Urgensi tamadzhub (mengikuti madzhab tertentu) dalam proses belajar fiqih, tidak meniscayakan kita wajib beramal mengikuti satu madzhab fiqih saja. Syaikh Wahbah Az-Zuhaili dalam “Ushul Al-Fiqh Al-Islami” menjelaskan, kita tidak wajib terikat dengan satu madzhab atau dengan satu ulama saja dalam amal.

Sejak era shahabat, orang-orang sudah bertanya kepada ulama yang hidup di tengah mereka, tanpa mengikat diri untuk bertanya atau meminta fatwa hanya kepada satu ulama saja. Dalam satu persoalan, mereka bertanya pada ulama A. Pada persoalan lain, mereka bertanya kepada ulama B. Dan hal ini tidak diingkari oleh para ulama yang hidup di masa itu.

Namun yang perlu dicatat, kita wajib beramal dengan ilmu atau penjelasan yang sampai pada kita. Baik ilmu tersebut kita dapatkan dari bertanya kepada seorang mufti, atau melalui belajar di hadapan seorang guru dengan kurikulum yang sistematis, atau dari membaca satu kitab fiqih yang mu’tabar, atau jika mampu dengan hasil ijtihad atau tarjih sendiri. Tidak boleh kita mengamalkan perkara yang kita tidak memiliki ilmu tentangnya.

Bagi orang yang sedang dan baru belajar fiqih satu madzhab tertentu, maka logisnya dia juga akan mengamalkan pendapat-pendapat mu’tamad (pegangan) dalam madzhab tersebut, karena itulah ilmu yang sampai kepadanya. Orang yang baru belajar fiqih Syafi’i dan tidak pernah belajar fiqih Maliki misalnya, tentu tidak layak baginya mengamalkan pendapat madzhab Maliki, karena dia tidak memiliki ilmu tentangnya.

Pada kondisi tertentu, ketika dia jatuh pada haraj (kesulitan) jika mengamalkan pendapat madzhab yang sedang dia pelajari, maka boleh baginya meminta fatwa atau solusi kepada gurunya, tentang pendapat alternatif di luar madzhab atau di internal madzhab namun bukan pendapat mu’tamad, yang bisa dia amalkan. Pada kondisi ini, boleh baginya mengamalkan selain pendapat mu’tamad madzhab, berdasarkan fatwa atau penjelasan dari gurunya.

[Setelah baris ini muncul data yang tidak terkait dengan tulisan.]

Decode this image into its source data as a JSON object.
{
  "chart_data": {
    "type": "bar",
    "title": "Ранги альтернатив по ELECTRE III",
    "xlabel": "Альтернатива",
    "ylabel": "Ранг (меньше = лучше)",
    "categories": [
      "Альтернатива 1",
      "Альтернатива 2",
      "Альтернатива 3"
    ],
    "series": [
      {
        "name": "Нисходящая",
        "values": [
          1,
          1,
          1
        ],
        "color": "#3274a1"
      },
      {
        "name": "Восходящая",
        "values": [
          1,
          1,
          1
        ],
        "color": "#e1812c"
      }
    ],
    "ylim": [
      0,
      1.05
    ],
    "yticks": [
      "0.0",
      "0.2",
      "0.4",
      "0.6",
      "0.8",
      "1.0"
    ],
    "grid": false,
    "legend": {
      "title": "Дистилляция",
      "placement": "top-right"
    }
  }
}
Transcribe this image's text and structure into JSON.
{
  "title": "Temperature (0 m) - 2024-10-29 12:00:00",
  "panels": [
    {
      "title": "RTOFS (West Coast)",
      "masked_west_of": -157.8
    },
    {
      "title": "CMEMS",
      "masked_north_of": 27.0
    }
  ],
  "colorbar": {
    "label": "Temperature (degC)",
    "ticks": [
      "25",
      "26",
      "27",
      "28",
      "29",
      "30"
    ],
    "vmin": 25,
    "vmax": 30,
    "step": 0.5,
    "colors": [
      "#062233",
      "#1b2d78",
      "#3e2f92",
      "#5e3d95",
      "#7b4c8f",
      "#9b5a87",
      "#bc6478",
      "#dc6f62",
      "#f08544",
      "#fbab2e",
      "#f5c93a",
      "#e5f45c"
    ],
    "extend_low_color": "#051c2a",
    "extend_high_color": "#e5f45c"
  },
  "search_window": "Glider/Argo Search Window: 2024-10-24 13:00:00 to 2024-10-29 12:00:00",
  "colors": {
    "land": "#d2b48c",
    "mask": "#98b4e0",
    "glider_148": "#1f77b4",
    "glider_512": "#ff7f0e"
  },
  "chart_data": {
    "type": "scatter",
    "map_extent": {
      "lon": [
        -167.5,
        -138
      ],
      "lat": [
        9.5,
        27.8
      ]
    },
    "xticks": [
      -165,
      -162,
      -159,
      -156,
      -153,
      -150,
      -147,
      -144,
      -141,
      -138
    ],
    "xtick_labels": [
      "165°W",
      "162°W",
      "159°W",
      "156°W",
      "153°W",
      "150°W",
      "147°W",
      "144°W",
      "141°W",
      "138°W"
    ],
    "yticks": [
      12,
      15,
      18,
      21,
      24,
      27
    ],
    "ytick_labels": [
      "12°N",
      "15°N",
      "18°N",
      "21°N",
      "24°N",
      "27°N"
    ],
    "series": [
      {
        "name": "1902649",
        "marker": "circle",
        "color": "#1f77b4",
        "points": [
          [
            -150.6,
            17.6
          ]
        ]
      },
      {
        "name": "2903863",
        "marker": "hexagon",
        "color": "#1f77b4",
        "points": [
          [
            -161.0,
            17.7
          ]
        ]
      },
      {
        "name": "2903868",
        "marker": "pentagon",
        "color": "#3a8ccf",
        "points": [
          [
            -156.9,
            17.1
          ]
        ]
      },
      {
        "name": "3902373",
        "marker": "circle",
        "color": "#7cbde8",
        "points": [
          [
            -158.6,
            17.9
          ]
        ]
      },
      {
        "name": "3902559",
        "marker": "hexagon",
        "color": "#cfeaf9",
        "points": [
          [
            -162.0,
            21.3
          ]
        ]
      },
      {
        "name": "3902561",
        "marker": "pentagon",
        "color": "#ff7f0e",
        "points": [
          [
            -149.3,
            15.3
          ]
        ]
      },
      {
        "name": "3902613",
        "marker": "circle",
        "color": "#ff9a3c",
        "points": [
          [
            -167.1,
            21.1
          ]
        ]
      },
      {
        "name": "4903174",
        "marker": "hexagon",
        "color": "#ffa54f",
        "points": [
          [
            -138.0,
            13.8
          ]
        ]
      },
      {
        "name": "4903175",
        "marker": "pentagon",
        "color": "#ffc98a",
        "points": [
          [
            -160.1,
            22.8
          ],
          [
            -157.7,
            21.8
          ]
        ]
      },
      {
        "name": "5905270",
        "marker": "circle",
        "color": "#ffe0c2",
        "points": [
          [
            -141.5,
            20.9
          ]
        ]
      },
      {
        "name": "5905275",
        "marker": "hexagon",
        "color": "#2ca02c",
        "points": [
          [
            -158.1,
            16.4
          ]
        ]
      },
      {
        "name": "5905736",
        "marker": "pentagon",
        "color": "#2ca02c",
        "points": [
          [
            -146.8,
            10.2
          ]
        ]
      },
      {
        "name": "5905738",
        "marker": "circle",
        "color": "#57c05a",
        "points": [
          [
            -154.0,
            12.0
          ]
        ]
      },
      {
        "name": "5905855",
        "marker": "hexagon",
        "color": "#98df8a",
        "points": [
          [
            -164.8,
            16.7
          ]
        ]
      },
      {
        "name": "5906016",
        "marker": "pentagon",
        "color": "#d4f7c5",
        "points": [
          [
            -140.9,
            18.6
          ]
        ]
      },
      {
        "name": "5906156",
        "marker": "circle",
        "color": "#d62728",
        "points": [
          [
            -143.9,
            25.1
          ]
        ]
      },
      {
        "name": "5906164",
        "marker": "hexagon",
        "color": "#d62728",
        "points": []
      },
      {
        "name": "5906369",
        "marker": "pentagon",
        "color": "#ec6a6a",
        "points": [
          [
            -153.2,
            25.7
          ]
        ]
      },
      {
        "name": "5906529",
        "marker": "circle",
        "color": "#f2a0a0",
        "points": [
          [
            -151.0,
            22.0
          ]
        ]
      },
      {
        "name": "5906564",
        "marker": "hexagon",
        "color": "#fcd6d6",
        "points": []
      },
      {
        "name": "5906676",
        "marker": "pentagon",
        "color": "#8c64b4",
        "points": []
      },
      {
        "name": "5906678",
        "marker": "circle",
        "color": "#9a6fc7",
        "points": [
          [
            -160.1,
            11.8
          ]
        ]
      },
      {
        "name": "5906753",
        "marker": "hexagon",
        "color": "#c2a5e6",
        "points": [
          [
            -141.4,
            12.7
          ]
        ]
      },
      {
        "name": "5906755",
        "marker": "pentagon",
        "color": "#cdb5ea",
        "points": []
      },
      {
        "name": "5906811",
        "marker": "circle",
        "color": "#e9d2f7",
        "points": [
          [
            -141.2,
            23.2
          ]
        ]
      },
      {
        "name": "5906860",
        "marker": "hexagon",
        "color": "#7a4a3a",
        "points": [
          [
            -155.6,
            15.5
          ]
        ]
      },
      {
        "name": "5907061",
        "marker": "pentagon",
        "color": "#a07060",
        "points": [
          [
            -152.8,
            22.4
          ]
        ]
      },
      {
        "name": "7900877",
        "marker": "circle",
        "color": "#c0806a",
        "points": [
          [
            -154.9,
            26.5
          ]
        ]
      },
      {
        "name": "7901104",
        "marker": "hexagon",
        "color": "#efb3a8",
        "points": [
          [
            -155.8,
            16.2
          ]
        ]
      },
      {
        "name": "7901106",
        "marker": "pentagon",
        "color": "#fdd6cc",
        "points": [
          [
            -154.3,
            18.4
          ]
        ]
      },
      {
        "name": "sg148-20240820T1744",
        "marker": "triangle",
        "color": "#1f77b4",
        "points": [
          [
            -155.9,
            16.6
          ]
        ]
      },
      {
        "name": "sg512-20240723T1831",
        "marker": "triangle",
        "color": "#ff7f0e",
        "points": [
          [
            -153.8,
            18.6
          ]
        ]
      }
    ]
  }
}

Adapun bagi orang awam yang tidak sedang tafaqquh (belajar) dalam madzhab tertentu, maka sebagaimana kata ulama, madzhab mereka adalah madzhab muftinya. Artinya, pendapat yang disampaikan muftinya, itulah yang dia amalkan. Baik muftinya itu tuan guru fulan, kiyai ‘allan, ustadz anu, lembaga bahtsul masail NU, komisi fatwa MUI, majelis tarjih Muhammadiyah, dan lain sebagainya, selama mereka punya keahlian dalam fiqih dan fatwa.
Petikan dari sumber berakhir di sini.